The new Infrastructure Act authorises access to privately-owned land, as long as it does not disturb the occupier.
Project managers may enter your property to investigate possible new infrastructure, alterations or maintenance.
A select committee changed the bill to constrain access, warning that unfettered access may be “very intrusive”.
The committee acknowledged that some officials like power meter readers needed to “come and go”. But it was not acceptable to extend that authorisation to any project manager considering building new infrastructure.
Public meetings had been told that infrastructure managers would need to seek prior consent before coming onto land, except in the case of emergency.
According to the new law, though, a right of access may be exercised “without prior notice to the occupier or owner of the land, as long as the access does not disturb the occupier, the land or vegetation on it in more than a minor way”.
Prior reasonable notice is required once the project manager is ready to actually do the construction, alterations or maintenance.

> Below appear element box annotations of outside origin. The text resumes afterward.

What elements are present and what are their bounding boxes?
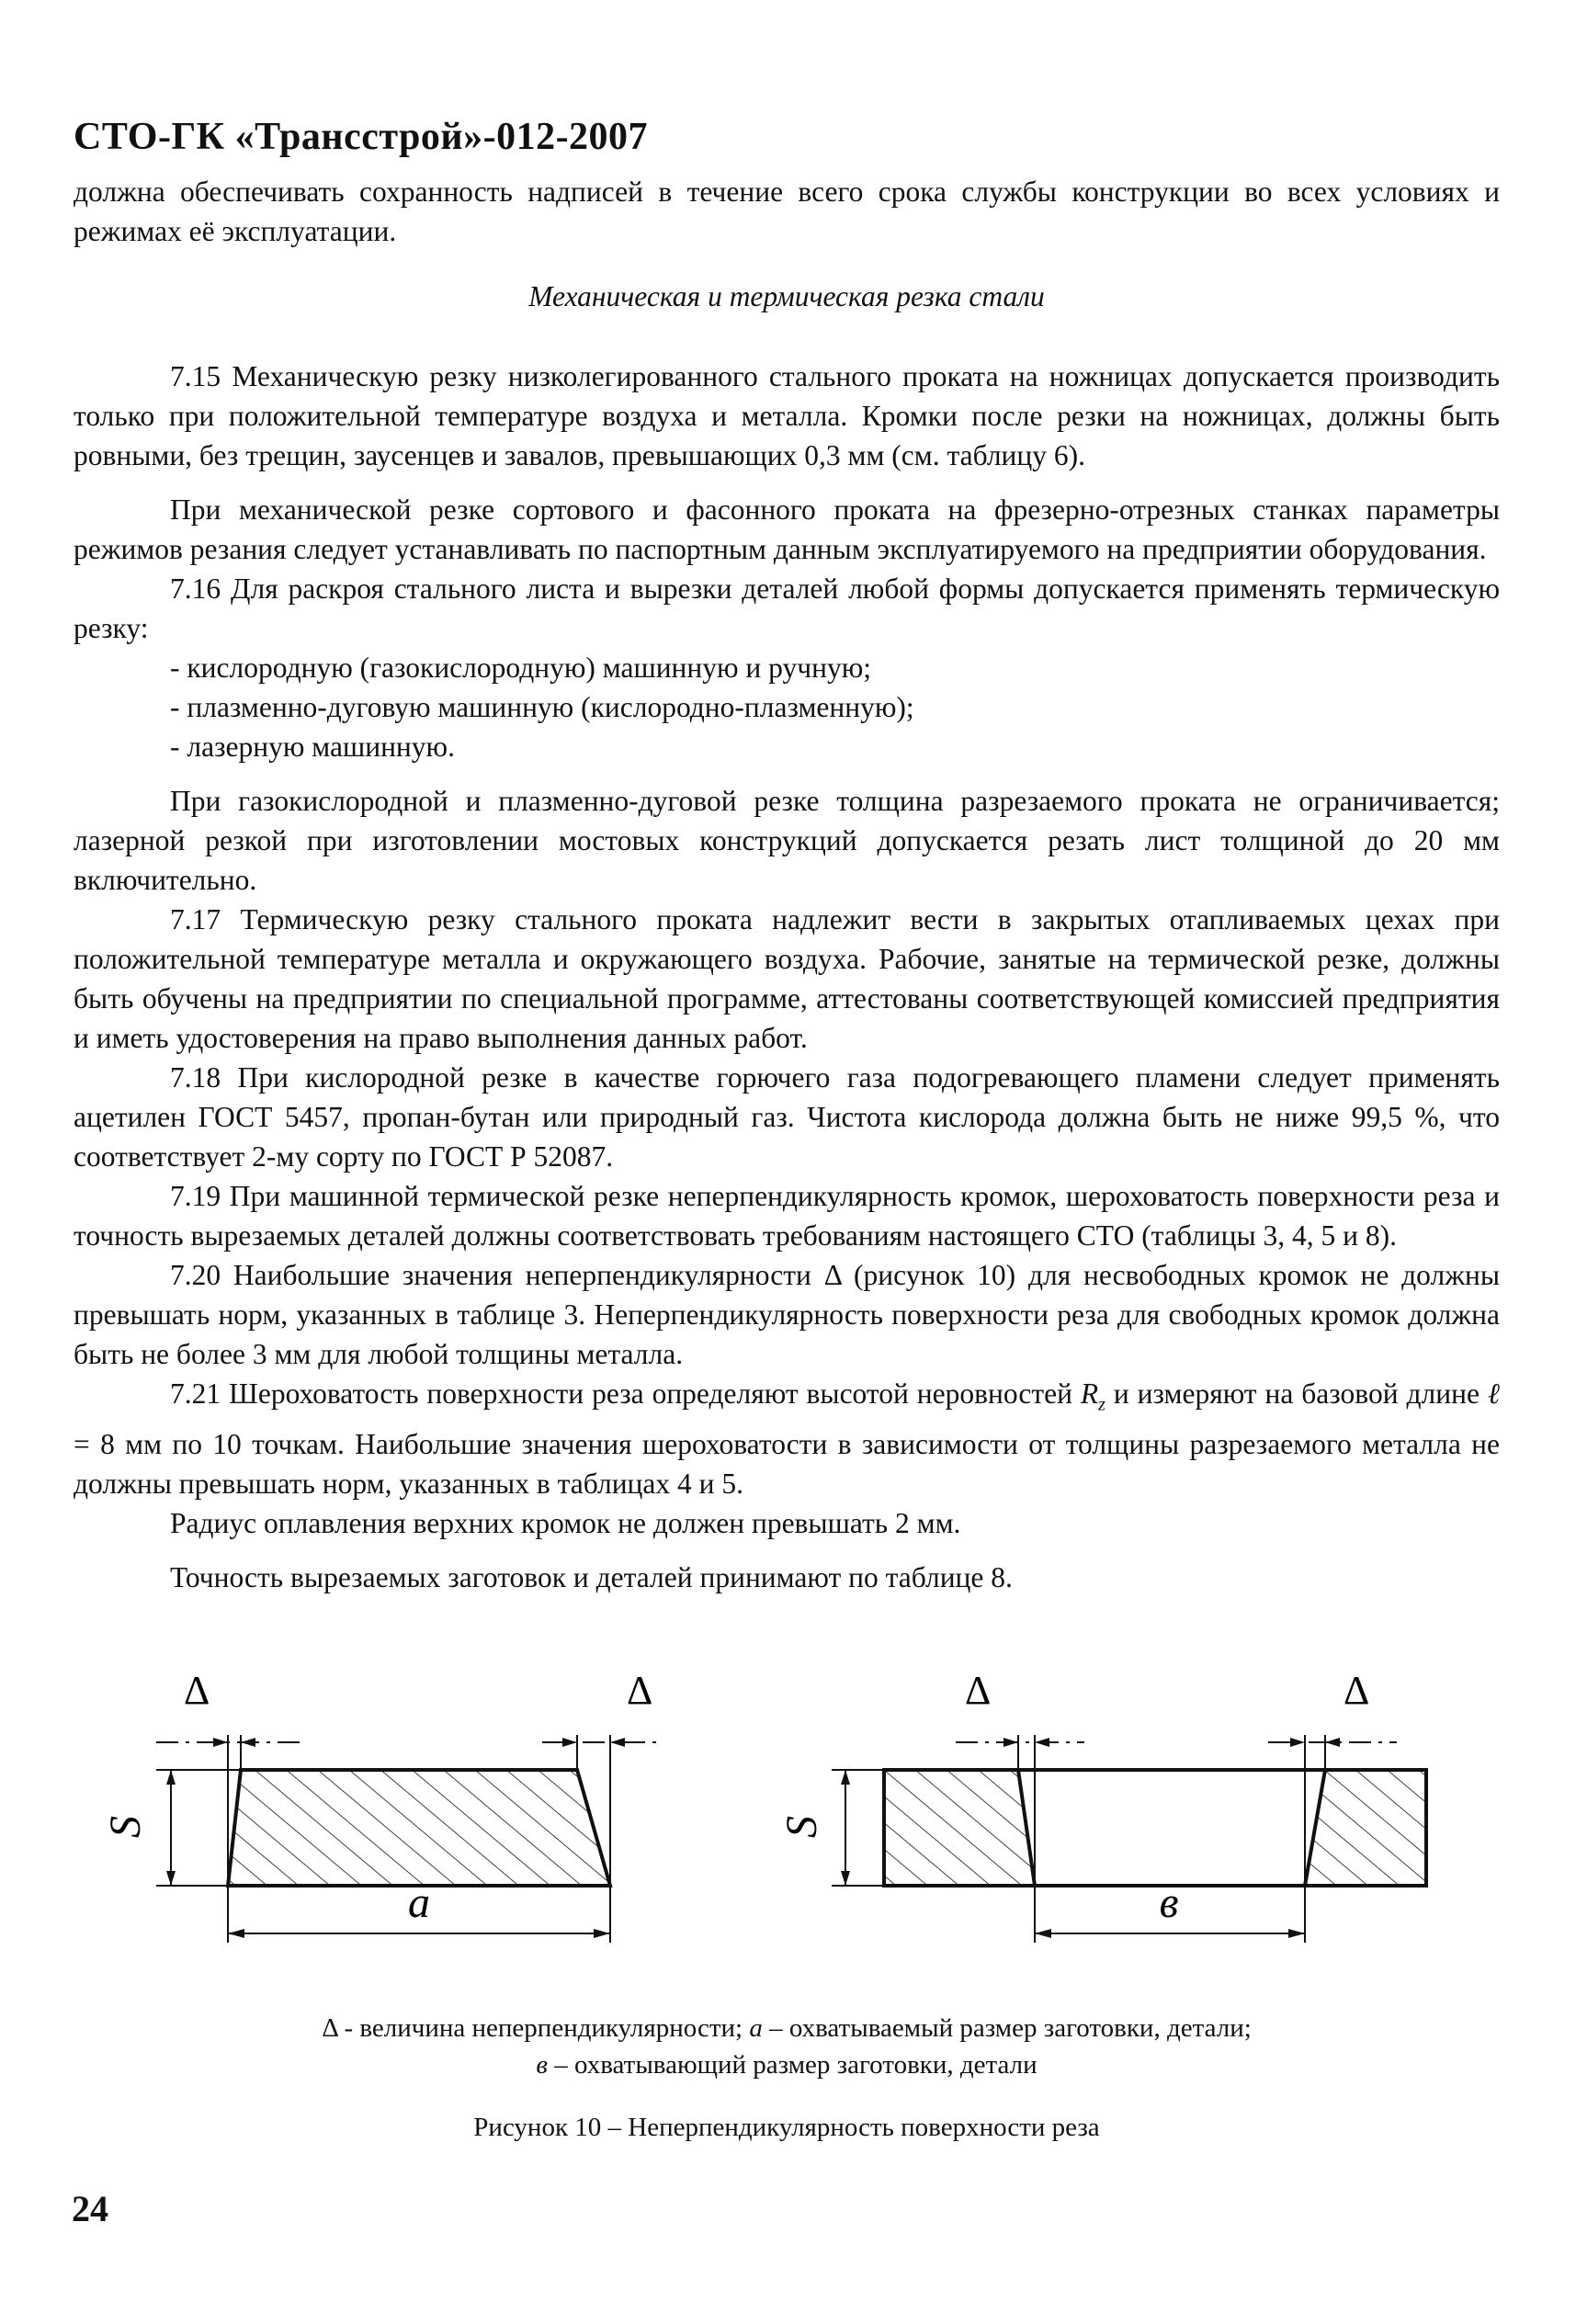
paragraph-7-17: 7.17 Термическую резку стального проката надлежит вести в закрытых отапливаемых цехах при положительной температуре металла и окружающего воздуха. Рабочие, занятые на термической резке, должны быть обучены на предприятии по специальной программе, аттестованы соответствующей комиссией предприятия и иметь удостоверения на право выполнения данных работ.: [74, 903, 1500, 1054]
paragraph-accuracy: Точность вырезаемых заготовок и деталей принимают по таблице 8.: [170, 1561, 1013, 1594]
paragraph-7-16-cont: При газокислородной и плазменно-дуговой резке толщина разрезаемого проката не ограничивается; лазерной резкой при изготовлении мостовых конструкций допускается резать лист толщиной до 20 мм включительно.: [74, 785, 1500, 896]
list-item-plasma: - плазменно-дуговую машинную (кислородно-плазменную);: [170, 691, 914, 723]
thickness-label-left: S: [101, 1816, 150, 1838]
dimension-a-label: a: [408, 1878, 430, 1927]
paragraph-7-15-cont: При механической резке сортового и фасонного проката на фрезерно-отрезных станках параметры режимов резания следует устанавливать по паспортным данным эксплуатируемого на предприятии оборудования.: [74, 493, 1500, 565]
paragraph-7-18: 7.18 При кислородной резке в качестве горючего газа подогревающего пламени следует применять ацетилен ГОСТ 5457, пропан-бутан или природный газ. Чистота кислорода должна быть не ниже 99,5 %, что соответствует 2-му сорту по ГОСТ Р 52087.: [74, 1061, 1500, 1173]
figure-legend-line-1: Δ - величина неперпендикулярности; а – охватываемый размер заготовки, детали;: [322, 2013, 1252, 2043]
paragraph-7-15: 7.15 Механическую резку низколегированного стального проката на ножницах допускается производить только при положительной температуре воздуха и металла. Кромки после резки на ножницах, должны быть ровными, без трещин, заусенцев и завалов, превышающих 0,3 мм (см. таблицу 6).: [74, 360, 1500, 471]
left-section-diagram: [101, 1668, 662, 1943]
page-number: 24: [72, 2188, 108, 2229]
paragraph-7-16: 7.16 Для раскроя стального листа и вырезки деталей любой формы допускается применять термическую резку:: [74, 572, 1500, 644]
figure-10-drawing: [0, 1636, 1576, 1927]
paragraph-7-19: 7.19 При машинной термической резке неперпендикулярность кромок, шероховатость поверхности реза и точность вырезаемых деталей должны соответствовать требованиям настоящего СТО (таблицы 3, 4, 5 и 8).: [74, 1180, 1500, 1252]
thickness-label-right: S: [777, 1816, 826, 1838]
document-body: [74, 172, 1500, 1597]
figure-legend-line-2: в – охватывающий размер заготовки, детали: [536, 2050, 1037, 2080]
document-header-code: СТО-ГК «Трансстрой»-012-2007: [74, 116, 649, 158]
dimension-b-label: в: [1159, 1878, 1179, 1927]
paragraph-radius: Радиус оплавления верхних кромок не должен превышать 2 мм.: [170, 1507, 961, 1540]
intro-paragraph: должна обеспечивать сохранность надписей в течение всего срока службы конструкции во всех условиях и режимах её эксплуатации.: [74, 176, 1500, 247]
delta-label-right-1: Δ: [965, 1668, 992, 1713]
delta-label-left-2: Δ: [627, 1668, 653, 1713]
list-item-oxygen: - кислородную (газокислородную) машинную и ручную;: [170, 652, 871, 684]
paragraph-7-21: 7.21 Шероховатость поверхности реза определяют высотой неровностей $R_z$ и измеряют на базовой длине ℓ = 8 мм по 10 точкам. Наибольшие значения шероховатости в зависимости от толщины разрезаемого металла не должны превышать норм, указанных в таблицах 4 и 5.: [74, 1377, 1501, 1501]
section-title: Механическая и термическая резка стали: [528, 280, 1045, 312]
paragraph-7-20: 7.20 Наибольшие значения неперпендикулярности Δ (рисунок 10) для несвободных кромок не должны превышать норм, указанных в таблице 3. Неперпендикулярность поверхности реза для свободных кромок должна быть не более 3 мм для любой толщины металла.: [74, 1259, 1500, 1370]
delta-label-right-2: Δ: [1344, 1668, 1370, 1713]
right-section-diagram: [777, 1668, 1426, 1943]
list-item-laser: - лазерную машинную.: [170, 731, 455, 763]
delta-label-left-1: Δ: [184, 1668, 210, 1713]
figure-title: Рисунок 10 – Неперпендикулярность поверхности реза: [473, 2113, 1100, 2142]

Parliament made some changes to the bill, in response to the select committee concerns: it inserted the caveat that infrastructure officials should not disturb the occupiers w hen they come onto the land.
Yesterday, Cook Islands News revealed that an infrastructure manager will be required to seek the agreement of the landowner to acquire their land for a public project – but if that agreement can’t be reached, they can obtain a court warrant to compulsorily acquire the land.
It comes after problems getting land access for big projects like Te Mato Vai. This led to delays in the multi-million dollar project to provide potable water to Rarotonga residents.
The court can grant the infrastructure manager whatever right or interest in the land it is satisfied is appropriate and reasonable in the circumstances, though it may also set terms and conditions and require “appropriate compensation”.